As usual, I turn to my favorite book in December, Gayle Boss’ All Creation Waits. It’s a portrayal of 25 different animals in winter and how they survive. No meditation prompts, no metaphors, just beautiful prints and straight-up descriptions of how they escape freezing and starvation during the coldest months.
Today’s animal was the chickadee, whose brain actually grows larger in the winter because it’s keeping a mental map of stored seeds. Watching the chickadees at the feeder, Gayle says,
“No wonder the chickadees at the feeder seem ecstatic. Their winter stashes could last longer thanks to the bonanza—best, the black-oil sunflower seeds—poured out every morning. As they swirl…about my feeder now, they seem a flock of St. Francises. Like the saint wed to Lady Poverty, every winter day the equation of their existence is open: Will there be enough of what they need to take them through the dark night, into tomorrow? Beyond reason, like the saint, they act as if the question is truly an opening, a freedom, a joy.”

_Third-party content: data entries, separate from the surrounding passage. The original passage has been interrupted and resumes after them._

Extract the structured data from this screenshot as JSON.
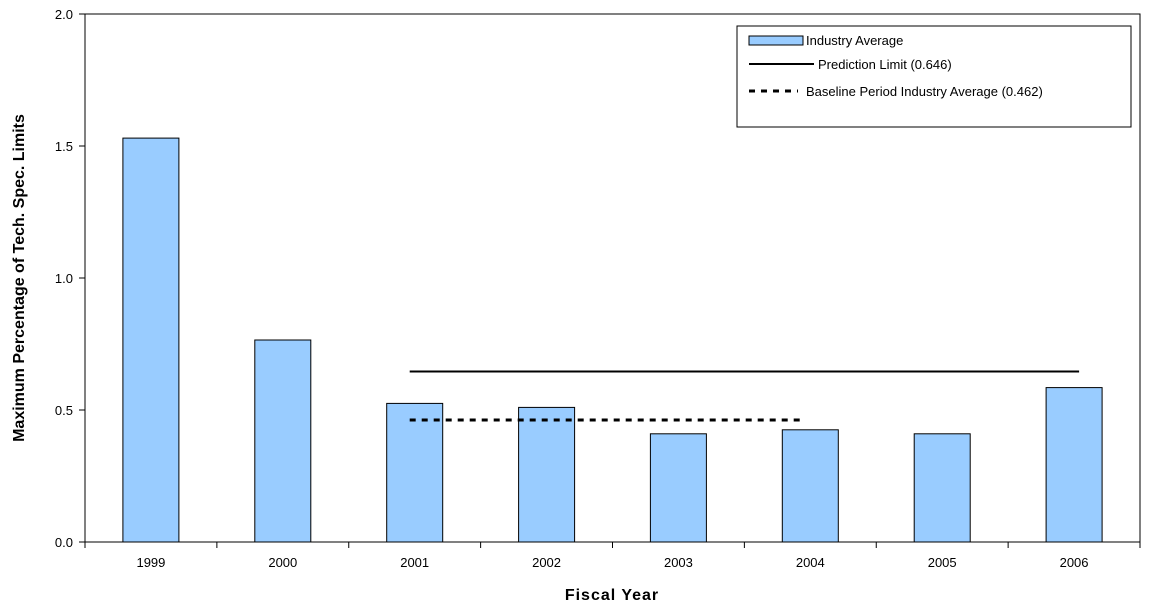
{
  "chart_data": {
    "type": "bar",
    "categories": [
      "1999",
      "2000",
      "2001",
      "2002",
      "2003",
      "2004",
      "2005",
      "2006"
    ],
    "series": [
      {
        "name": "Industry Average",
        "values": [
          1.53,
          0.765,
          0.525,
          0.51,
          0.41,
          0.425,
          0.41,
          0.585
        ],
        "color": "#99ccff"
      }
    ],
    "reference_lines": [
      {
        "name": "Prediction Limit (0.646)",
        "value": 0.646,
        "from": "2001",
        "to": "2006",
        "style": "solid"
      },
      {
        "name": "Baseline Period Industry Average (0.462)",
        "value": 0.462,
        "from": "2001",
        "to": "2004",
        "style": "dashed"
      }
    ],
    "xlabel": "Fiscal Year",
    "ylabel": "Maximum Percentage of Tech. Spec. Limits",
    "ylim": [
      0,
      2.0
    ],
    "yticks": [
      "0.0",
      "0.5",
      "1.0",
      "1.5",
      "2.0"
    ],
    "ytick_values": [
      0,
      0.5,
      1.0,
      1.5,
      2.0
    ],
    "grid": false,
    "legend_position": "top-right"
  }
}
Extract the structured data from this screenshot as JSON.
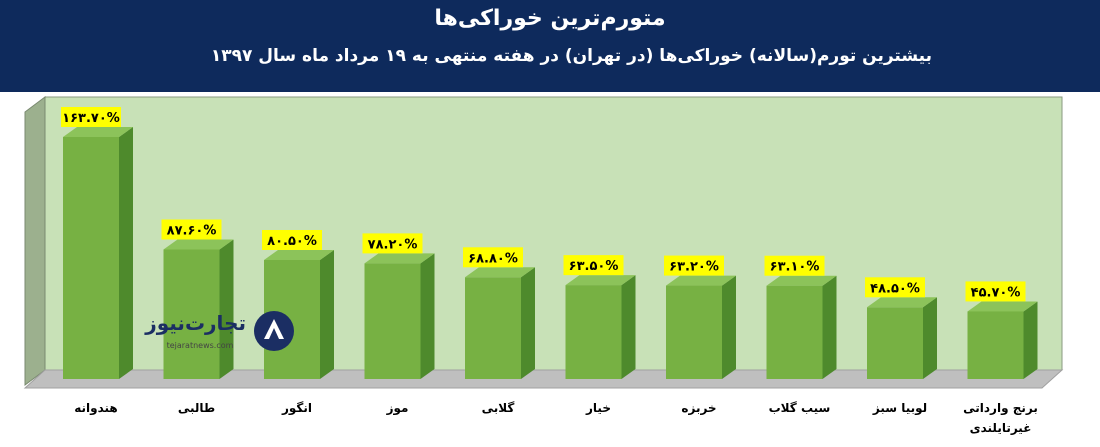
{
  "header": {
    "title": "متورم‌ترین خوراکی‌ها",
    "subtitle": "بیشترین تورم(سالانه) خوراکی‌ها (در تهران) در هفته منتهی به ۱۹ مرداد ماه سال ۱۳۹۷"
  },
  "logo": {
    "name": "تجارت‌نیوز",
    "url": "tejaratnews.com",
    "icon": "tejaratnews-logo-icon"
  },
  "colors": {
    "header_bg": "#0e2a5c",
    "plot_bg": "#c8e1b7",
    "bar_front": "#77b143",
    "bar_side": "#4e8a2c",
    "floor": "#bfbfbf",
    "label_bg": "#ffff00"
  },
  "chart_data": {
    "type": "bar",
    "categories": [
      "هندوانه",
      "طالبی",
      "انگور",
      "موز",
      "گلابی",
      "خیار",
      "خربزه",
      "سیب گلاب",
      "لوبیا سبز",
      "برنج وارداتی غیرتایلندی"
    ],
    "category_lines": [
      [
        "هندوانه"
      ],
      [
        "طالبی"
      ],
      [
        "انگور"
      ],
      [
        "موز"
      ],
      [
        "گلابی"
      ],
      [
        "خیار"
      ],
      [
        "خربزه"
      ],
      [
        "سیب گلاب"
      ],
      [
        "لوبیا سبز"
      ],
      [
        "برنج وارداتی",
        "غیرتایلندی"
      ]
    ],
    "values": [
      163.7,
      87.6,
      80.5,
      78.2,
      68.8,
      63.5,
      63.2,
      63.1,
      48.5,
      45.7
    ],
    "data_labels": [
      "۱۶۳.۷۰%",
      "۸۷.۶۰%",
      "۸۰.۵۰%",
      "۷۸.۲۰%",
      "۶۸.۸۰%",
      "۶۳.۵۰%",
      "۶۳.۲۰%",
      "۶۳.۱۰%",
      "۴۸.۵۰%",
      "۴۵.۷۰%"
    ],
    "ylim": [
      0,
      175
    ],
    "grid": false,
    "style": "3d-column"
  }
}
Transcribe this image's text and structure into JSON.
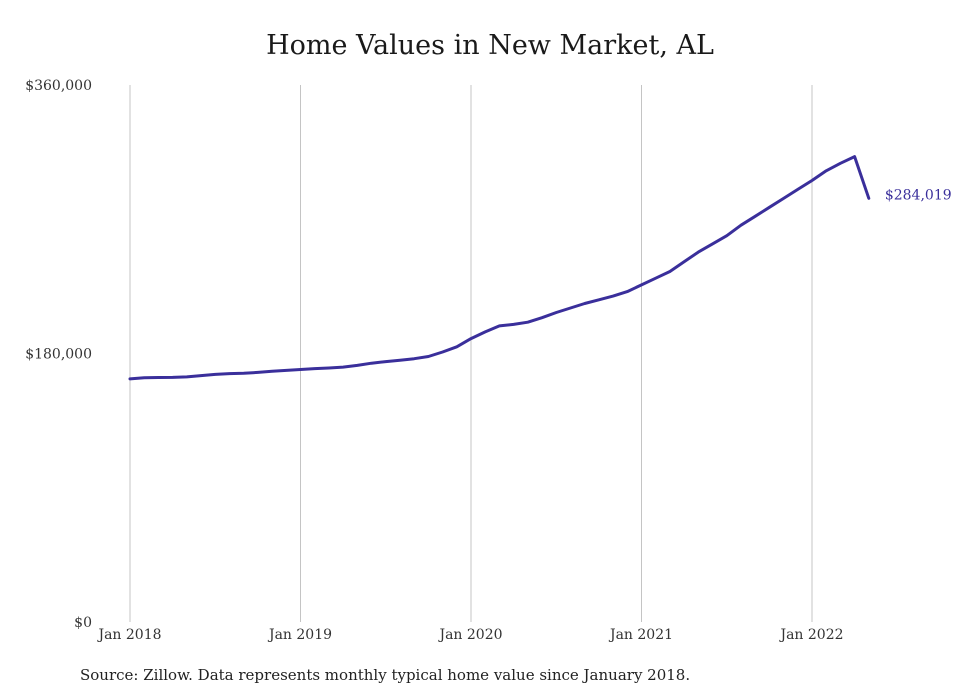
{
  "chart_data": {
    "type": "line",
    "title": "Home Values in New Market, AL",
    "xlabel": "",
    "ylabel": "",
    "x_tick_labels": [
      "Jan 2018",
      "Jan 2019",
      "Jan 2020",
      "Jan 2021",
      "Jan 2022"
    ],
    "y_tick_labels": [
      "$0",
      "$180,000",
      "$360,000"
    ],
    "y_ticks": [
      0,
      180000,
      360000
    ],
    "ylim": [
      0,
      360000
    ],
    "xlim": [
      "2018-01",
      "2022-05"
    ],
    "grid": "vertical",
    "legend": "none",
    "series_color": "#3a2f9b",
    "end_label": "$284,019",
    "series": [
      {
        "x": [
          "2018-01",
          "2018-02",
          "2018-03",
          "2018-04",
          "2018-05",
          "2018-06",
          "2018-07",
          "2018-08",
          "2018-09",
          "2018-10",
          "2018-11",
          "2018-12",
          "2019-01",
          "2019-02",
          "2019-03",
          "2019-04",
          "2019-05",
          "2019-06",
          "2019-07",
          "2019-08",
          "2019-09",
          "2019-10",
          "2019-11",
          "2019-12",
          "2020-01",
          "2020-02",
          "2020-03",
          "2020-04",
          "2020-05",
          "2020-06",
          "2020-07",
          "2020-08",
          "2020-09",
          "2020-10",
          "2020-11",
          "2020-12",
          "2021-01",
          "2021-02",
          "2021-03",
          "2021-04",
          "2021-05",
          "2021-06",
          "2021-07",
          "2021-08",
          "2021-09",
          "2021-10",
          "2021-11",
          "2021-12",
          "2022-01",
          "2022-02",
          "2022-03",
          "2022-04",
          "2022-05"
        ],
        "values": [
          163000,
          163800,
          163900,
          164000,
          164300,
          165200,
          166000,
          166500,
          166700,
          167300,
          168100,
          168700,
          169300,
          169900,
          170300,
          170900,
          172000,
          173500,
          174600,
          175500,
          176500,
          178000,
          181000,
          184500,
          190000,
          194500,
          198500,
          199500,
          201000,
          204000,
          207500,
          210500,
          213500,
          216000,
          218500,
          221500,
          226000,
          230500,
          235000,
          241500,
          248000,
          253500,
          259000,
          266000,
          272000,
          278000,
          284000,
          290000,
          296000,
          302500,
          307500,
          312000,
          284019
        ]
      }
    ]
  },
  "source": "Source: Zillow. Data represents monthly typical home value since January 2018."
}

“Every day the equation of their existence is open.” Isn’t it that way for all of us?
There have been two deaths in my orbit lately—I’m feeling that open equation. And certainly, a glance at the headlines or on any downtown block and we see that, for many people this winter, there truly is not enough.
For those of us who have shelter, food, and some semblance of regional or political security, our invitation is to meet each day’s need as “an opening, a freedom, a joy,” trusting that we will find the seeds we need, or that someone will be generous. Moment by moment, day by day, we will make it through the winter. And then we may even have the energy to share what we find.

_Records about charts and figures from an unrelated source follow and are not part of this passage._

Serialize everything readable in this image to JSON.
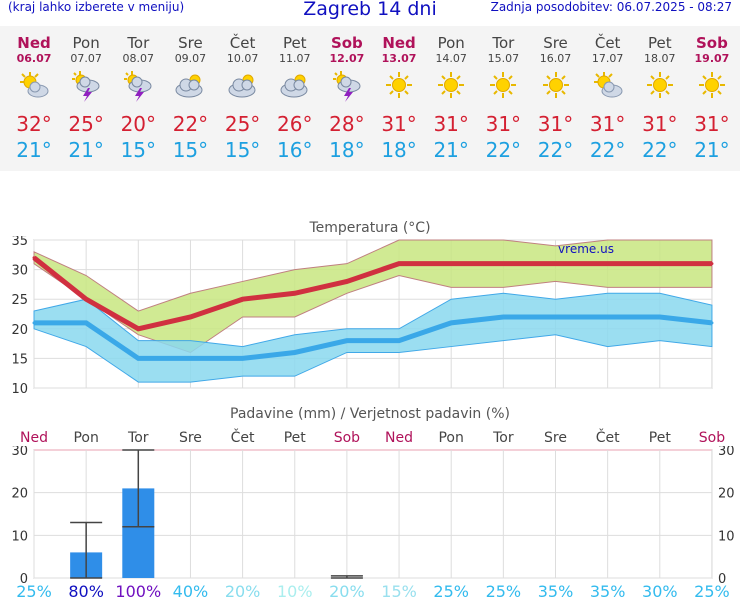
{
  "header": {
    "menu_hint": "(kraj lahko izberete v meniju)",
    "title": "Zagreb 14 dni",
    "updated": "Zadnja posodobitev: 06.07.2025 - 08:27"
  },
  "days": [
    {
      "name": "Ned",
      "date": "06.07",
      "weekend": true,
      "icon": "sun-cloud-icon",
      "tmax": "32°",
      "tmin": "21°",
      "precip_prob": "25%",
      "prob_color": "#33bbee"
    },
    {
      "name": "Pon",
      "date": "07.07",
      "weekend": false,
      "icon": "thunderstorm-icon",
      "tmax": "25°",
      "tmin": "21°",
      "precip_prob": "80%",
      "prob_color": "#1010c0"
    },
    {
      "name": "Tor",
      "date": "08.07",
      "weekend": false,
      "icon": "thunderstorm-icon",
      "tmax": "20°",
      "tmin": "15°",
      "precip_prob": "100%",
      "prob_color": "#7010c0"
    },
    {
      "name": "Sre",
      "date": "09.07",
      "weekend": false,
      "icon": "cloudy-icon",
      "tmax": "22°",
      "tmin": "15°",
      "precip_prob": "40%",
      "prob_color": "#33bbee"
    },
    {
      "name": "Čet",
      "date": "10.07",
      "weekend": false,
      "icon": "cloudy-icon",
      "tmax": "25°",
      "tmin": "15°",
      "precip_prob": "20%",
      "prob_color": "#88ddee"
    },
    {
      "name": "Pet",
      "date": "11.07",
      "weekend": false,
      "icon": "cloudy-icon",
      "tmax": "26°",
      "tmin": "16°",
      "precip_prob": "10%",
      "prob_color": "#aaeeee"
    },
    {
      "name": "Sob",
      "date": "12.07",
      "weekend": true,
      "icon": "thunderstorm-icon",
      "tmax": "28°",
      "tmin": "18°",
      "precip_prob": "20%",
      "prob_color": "#88ddee"
    },
    {
      "name": "Ned",
      "date": "13.07",
      "weekend": true,
      "icon": "sun-icon",
      "tmax": "31°",
      "tmin": "18°",
      "precip_prob": "15%",
      "prob_color": "#99e0ee"
    },
    {
      "name": "Pon",
      "date": "14.07",
      "weekend": false,
      "icon": "sun-icon",
      "tmax": "31°",
      "tmin": "21°",
      "precip_prob": "25%",
      "prob_color": "#33bbee"
    },
    {
      "name": "Tor",
      "date": "15.07",
      "weekend": false,
      "icon": "sun-icon",
      "tmax": "31°",
      "tmin": "22°",
      "precip_prob": "25%",
      "prob_color": "#33bbee"
    },
    {
      "name": "Sre",
      "date": "16.07",
      "weekend": false,
      "icon": "sun-icon",
      "tmax": "31°",
      "tmin": "22°",
      "precip_prob": "35%",
      "prob_color": "#33bbee"
    },
    {
      "name": "Čet",
      "date": "17.07",
      "weekend": false,
      "icon": "sun-cloud-icon",
      "tmax": "31°",
      "tmin": "22°",
      "precip_prob": "35%",
      "prob_color": "#33bbee"
    },
    {
      "name": "Pet",
      "date": "18.07",
      "weekend": false,
      "icon": "sun-icon",
      "tmax": "31°",
      "tmin": "22°",
      "precip_prob": "30%",
      "prob_color": "#33bbee"
    },
    {
      "name": "Sob",
      "date": "19.07",
      "weekend": true,
      "icon": "sun-icon",
      "tmax": "31°",
      "tmin": "21°",
      "precip_prob": "25%",
      "prob_color": "#33bbee"
    }
  ],
  "chart_data": [
    {
      "type": "line",
      "title": "Temperatura (°C)",
      "watermark": "vreme.us",
      "ylim": [
        10,
        35
      ],
      "yticks": [
        10,
        15,
        20,
        25,
        30,
        35
      ],
      "grid": true,
      "series": [
        {
          "values": [
            32,
            25,
            20,
            22,
            25,
            26,
            28,
            31,
            31,
            31,
            31,
            31,
            31,
            31
          ],
          "color": "#d03040"
        },
        {
          "values": [
            21,
            21,
            15,
            15,
            15,
            16,
            18,
            18,
            21,
            22,
            22,
            22,
            22,
            21
          ],
          "color": "#3aa8e8"
        }
      ],
      "bands": [
        {
          "upper": [
            33,
            29,
            23,
            26,
            28,
            30,
            31,
            35,
            35,
            35,
            34,
            35,
            35,
            35
          ],
          "lower": [
            31,
            25,
            19,
            16,
            22,
            22,
            26,
            29,
            27,
            27,
            28,
            27,
            27,
            27
          ],
          "color": "#c8e680"
        },
        {
          "upper": [
            23,
            25,
            18,
            18,
            17,
            19,
            20,
            20,
            25,
            26,
            25,
            26,
            26,
            24
          ],
          "lower": [
            20,
            17,
            11,
            11,
            12,
            12,
            16,
            16,
            17,
            18,
            19,
            17,
            18,
            17
          ],
          "color": "#8ad8ee"
        }
      ]
    },
    {
      "type": "bar",
      "title": "Padavine (mm) / Verjetnost padavin (%)",
      "ylim": [
        0,
        30
      ],
      "yticks": [
        0,
        10,
        20,
        30
      ],
      "values": [
        0,
        6,
        21,
        0,
        0,
        0,
        0,
        0,
        0,
        0,
        0,
        0,
        0,
        0
      ],
      "error_low": [
        0,
        0,
        12,
        0,
        0,
        0,
        0,
        0,
        0,
        0,
        0,
        0,
        0,
        0
      ],
      "error_high": [
        0,
        13,
        30,
        0,
        0,
        0,
        0.5,
        0,
        0,
        0,
        0,
        0,
        0,
        0
      ],
      "bar_color": "#2f8ee8"
    }
  ]
}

Part of the way this miracle happens is by conserving energy. Not spending our metabolic fire on things that don’t nourish us. Not burning our fuel on things like image, busyness, niceness, resentment, self-righteousness, planning and fixations of every kind. Practicing the virtue of equanimity instead. In Buddhist teaching, equanimity is the boat that protects us from the worldly winds of praise/blame, success/failure, fame/disrepute, and pleasure/pain. We spend so much energy chasing the former and avoiding the latter, all the while being tossed around. Equanimity lets us meet the storm of life with open arms, being present to it all without being overwhelmed or stuck. We learn to trust that, each moment, our inner map will lead us to what is needed.
May you be enfolded in the spirit of chickadee this coming week, finding in your survival an opening, a freedom, a joy.